Alignment Divergence
- Military procurement from Russia (S-400) despite NATO sanctions
- Energy cooperation via TurkStream pipeline deepening Russian dependency
- Growing ties with China and Iran at odds with Western strategic interests
- Positioning toward BRICS and SCO frameworks
- Active undermining of Western sanctions regimes through trade facilitation
Russia Relations
Turkey’s relationship with Russia has deepened considerably under Erdoğan, despite Russia being NATO’s primary strategic adversary. Beyond the S-400 procurement, Turkey has expanded energy cooperation via the TurkStream pipeline and facilitated Russian sanctions evasion through its banking system and trade corridors.
As Anthony Blinken, 71st Secretary of State noted: “The idea that a strategic partner of ours would actually be in line with one of our biggest strategic competitors in Russia is not acceptable.”
China and Iran
Turkey has pursued closer economic and strategic ties with both China and Iran , relationships that increasingly place Ankara at odds with NATO’s broader strategic orientation. These alignments are not incidental. They reflect a deliberate repositioning by Erdoğan’s government away from the Western alliance framework.
BRICS and SCO Positioning
Turkey’s expressed interest in BRICS membership and its observer status at the Shanghai Cooperation Organisation represent a strategic hedge against Western alliance commitments. While NATO membership provides security guarantees and defense cooperation, Turkey simultaneously positions itself within alternative multilateral frameworks that include NATO’s primary adversaries.

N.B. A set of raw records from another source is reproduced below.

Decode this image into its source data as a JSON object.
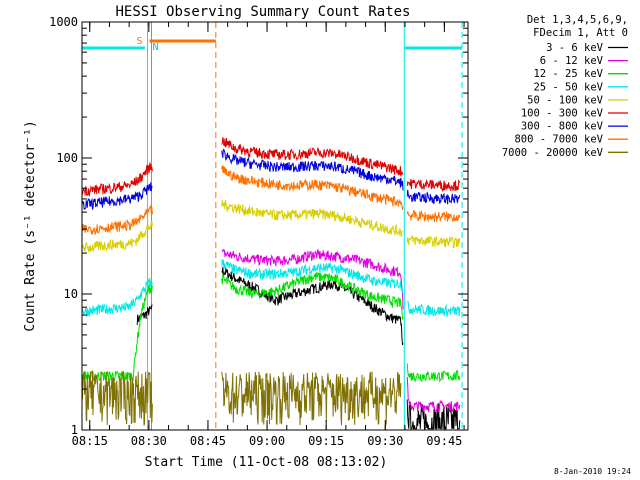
{
  "chart_data": {
    "type": "line",
    "title": "HESSI Observing Summary Count Rates",
    "xlabel": "Start Time (11-Oct-08 08:13:02)",
    "ylabel": "Count Rate (s⁻¹ detector⁻¹)",
    "y_scale": "log",
    "ylim": [
      1,
      1000
    ],
    "xlim": [
      "08:13:02",
      "09:51:00"
    ],
    "x_ticks": [
      "08:15",
      "08:30",
      "08:45",
      "09:00",
      "09:15",
      "09:30",
      "09:45"
    ],
    "y_ticks": [
      "1",
      "10",
      "100",
      "1000"
    ],
    "legend_header": [
      "Det 1,3,4,5,6,9,",
      "FDecim 1, Att 0"
    ],
    "legend_position": "right, outside plot",
    "timestamp": "8-Jan-2010 19:24",
    "flags": {
      "saa_label": "S",
      "night_label": "N",
      "saa_interval": [
        "08:30:10",
        "08:47:00"
      ],
      "night_bars": [
        [
          "08:13:02",
          "08:29:00"
        ],
        [
          "09:35:00",
          "09:49:30"
        ]
      ],
      "orange_marks": [
        "08:30:40",
        "08:47:00"
      ],
      "cyan_marks": [
        "08:29:40",
        "09:34:50",
        "09:49:30"
      ]
    },
    "gaps": [
      [
        "08:31:00",
        "08:48:30"
      ],
      [
        "09:34:30",
        "09:35:30"
      ]
    ],
    "series": [
      {
        "name": "3 - 6 keV",
        "color": "#000000",
        "x": [
          "08:13:02",
          "08:15",
          "08:20",
          "08:25",
          "08:26",
          "08:27",
          "08:28",
          "08:29",
          "08:30",
          "08:48:30",
          "08:52",
          "08:57",
          "09:02",
          "09:07",
          "09:12",
          "09:17",
          "09:22",
          "09:27",
          "09:31",
          "09:34",
          "09:36",
          "09:41",
          "09:46",
          "09:49"
        ],
        "y": [
          null,
          null,
          null,
          null,
          null,
          6.5,
          6.8,
          7.0,
          7.5,
          15,
          13,
          11,
          9,
          10,
          11,
          12,
          10,
          8,
          6.8,
          6.3,
          1.05,
          1.05,
          1.05,
          1.05
        ]
      },
      {
        "name": "6 - 12 keV",
        "color": "#e000e0",
        "x": [
          "08:13:02",
          "08:29",
          "08:48:30",
          "08:52",
          "08:57",
          "09:02",
          "09:07",
          "09:12",
          "09:17",
          "09:22",
          "09:27",
          "09:31",
          "09:34",
          "09:36",
          "09:41",
          "09:46",
          "09:49"
        ],
        "y": [
          null,
          null,
          20,
          19,
          18,
          17.5,
          18,
          19.5,
          19,
          18,
          16.5,
          15,
          14.5,
          1.5,
          1.5,
          1.5,
          1.5
        ]
      },
      {
        "name": "12 - 25 keV",
        "color": "#00e000",
        "x": [
          "08:13:02",
          "08:15",
          "08:20",
          "08:25",
          "08:26",
          "08:27",
          "08:28",
          "08:29",
          "08:30",
          "08:48:30",
          "08:52",
          "08:57",
          "09:02",
          "09:07",
          "09:12",
          "09:17",
          "09:22",
          "09:27",
          "09:31",
          "09:34",
          "09:36",
          "09:41",
          "09:46",
          "09:49"
        ],
        "y": [
          2.5,
          2.5,
          2.5,
          2.5,
          2.5,
          4.5,
          7,
          9,
          11,
          13,
          11,
          10,
          10.5,
          12,
          13.5,
          13,
          11,
          9.5,
          9,
          8.5,
          2.5,
          2.5,
          2.5,
          2.5
        ]
      },
      {
        "name": "25 - 50 keV",
        "color": "#00e8e8",
        "x": [
          "08:13:02",
          "08:15",
          "08:20",
          "08:25",
          "08:26",
          "08:27",
          "08:28",
          "08:29",
          "08:30",
          "08:48:30",
          "08:52",
          "08:57",
          "09:02",
          "09:07",
          "09:12",
          "09:17",
          "09:22",
          "09:27",
          "09:31",
          "09:34",
          "09:36",
          "09:41",
          "09:46",
          "09:49"
        ],
        "y": [
          7.5,
          7.5,
          7.8,
          8,
          8.5,
          9,
          10,
          11,
          12,
          17,
          15,
          14,
          14,
          14.5,
          15.5,
          15.5,
          14,
          12.5,
          12,
          12,
          7.8,
          7.6,
          7.5,
          7.5
        ]
      },
      {
        "name": "50 - 100 keV",
        "color": "#d8d000",
        "x": [
          "08:13:02",
          "08:15",
          "08:20",
          "08:25",
          "08:26",
          "08:27",
          "08:28",
          "08:29",
          "08:30",
          "08:48:30",
          "08:52",
          "08:57",
          "09:02",
          "09:07",
          "09:12",
          "09:17",
          "09:22",
          "09:27",
          "09:31",
          "09:34",
          "09:36",
          "09:41",
          "09:46",
          "09:49"
        ],
        "y": [
          22,
          22,
          23,
          23.5,
          24,
          25,
          27,
          29,
          31,
          46,
          43,
          40,
          38,
          38,
          39,
          38,
          35,
          32,
          30,
          29,
          25,
          24.5,
          24,
          24
        ]
      },
      {
        "name": "100 - 300 keV",
        "color": "#e00000",
        "x": [
          "08:13:02",
          "08:15",
          "08:20",
          "08:25",
          "08:26",
          "08:27",
          "08:28",
          "08:29",
          "08:30",
          "08:48:30",
          "08:52",
          "08:57",
          "09:02",
          "09:07",
          "09:12",
          "09:17",
          "09:22",
          "09:27",
          "09:31",
          "09:34",
          "09:36",
          "09:41",
          "09:46",
          "09:49"
        ],
        "y": [
          58,
          58,
          60,
          63,
          65,
          68,
          72,
          78,
          85,
          135,
          118,
          110,
          106,
          106,
          110,
          108,
          100,
          90,
          85,
          80,
          65,
          64,
          63,
          63
        ]
      },
      {
        "name": "300 - 800 keV",
        "color": "#0000e0",
        "x": [
          "08:13:02",
          "08:15",
          "08:20",
          "08:25",
          "08:26",
          "08:27",
          "08:28",
          "08:29",
          "08:30",
          "08:48:30",
          "08:52",
          "08:57",
          "09:02",
          "09:07",
          "09:12",
          "09:17",
          "09:22",
          "09:27",
          "09:31",
          "09:34",
          "09:36",
          "09:41",
          "09:46",
          "09:49"
        ],
        "y": [
          45,
          46,
          48,
          50,
          51,
          52,
          54,
          57,
          60,
          110,
          96,
          90,
          86,
          86,
          88,
          87,
          80,
          73,
          70,
          66,
          52,
          51,
          50,
          50
        ]
      },
      {
        "name": "800 - 7000 keV",
        "color": "#ff7000",
        "x": [
          "08:13:02",
          "08:15",
          "08:20",
          "08:25",
          "08:26",
          "08:27",
          "08:28",
          "08:29",
          "08:30",
          "08:48:30",
          "08:52",
          "08:57",
          "09:02",
          "09:07",
          "09:12",
          "09:17",
          "09:22",
          "09:27",
          "09:31",
          "09:34",
          "09:36",
          "09:41",
          "09:46",
          "09:49"
        ],
        "y": [
          30,
          30,
          31,
          32,
          33,
          34,
          36,
          38,
          40,
          82,
          72,
          67,
          64,
          63,
          64,
          62,
          57,
          52,
          49,
          47,
          38,
          37,
          37,
          37
        ]
      },
      {
        "name": "7000 - 20000 keV",
        "color": "#807000",
        "x": [
          "08:13:02",
          "08:15",
          "08:20",
          "08:25",
          "08:28",
          "08:30",
          "08:48:30",
          "08:52",
          "08:57",
          "09:02",
          "09:07",
          "09:12",
          "09:17",
          "09:22",
          "09:27",
          "09:31",
          "09:34",
          "09:36",
          "09:41",
          "09:46",
          "09:49"
        ],
        "y": [
          1.8,
          1.8,
          1.8,
          1.8,
          1.8,
          1.8,
          1.8,
          1.8,
          1.8,
          1.8,
          1.8,
          1.8,
          1.8,
          1.8,
          1.8,
          1.8,
          1.8,
          null,
          null,
          null,
          null
        ]
      }
    ]
  }
}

Strategic Divergence Assessment
The convergence of these trends , Russian military procurement, energy dependency, sanctions facilitation, and alignment with alternative power blocs — represents not a temporary policy divergence but a structural reorientation. Turkey is, in effect, maintaining NATO membership for its benefits while strategically aligning with the very powers NATO was designed to balance.
This is not strategic ambiguity. It is strategic incoherence , and it undermines the alliance from within.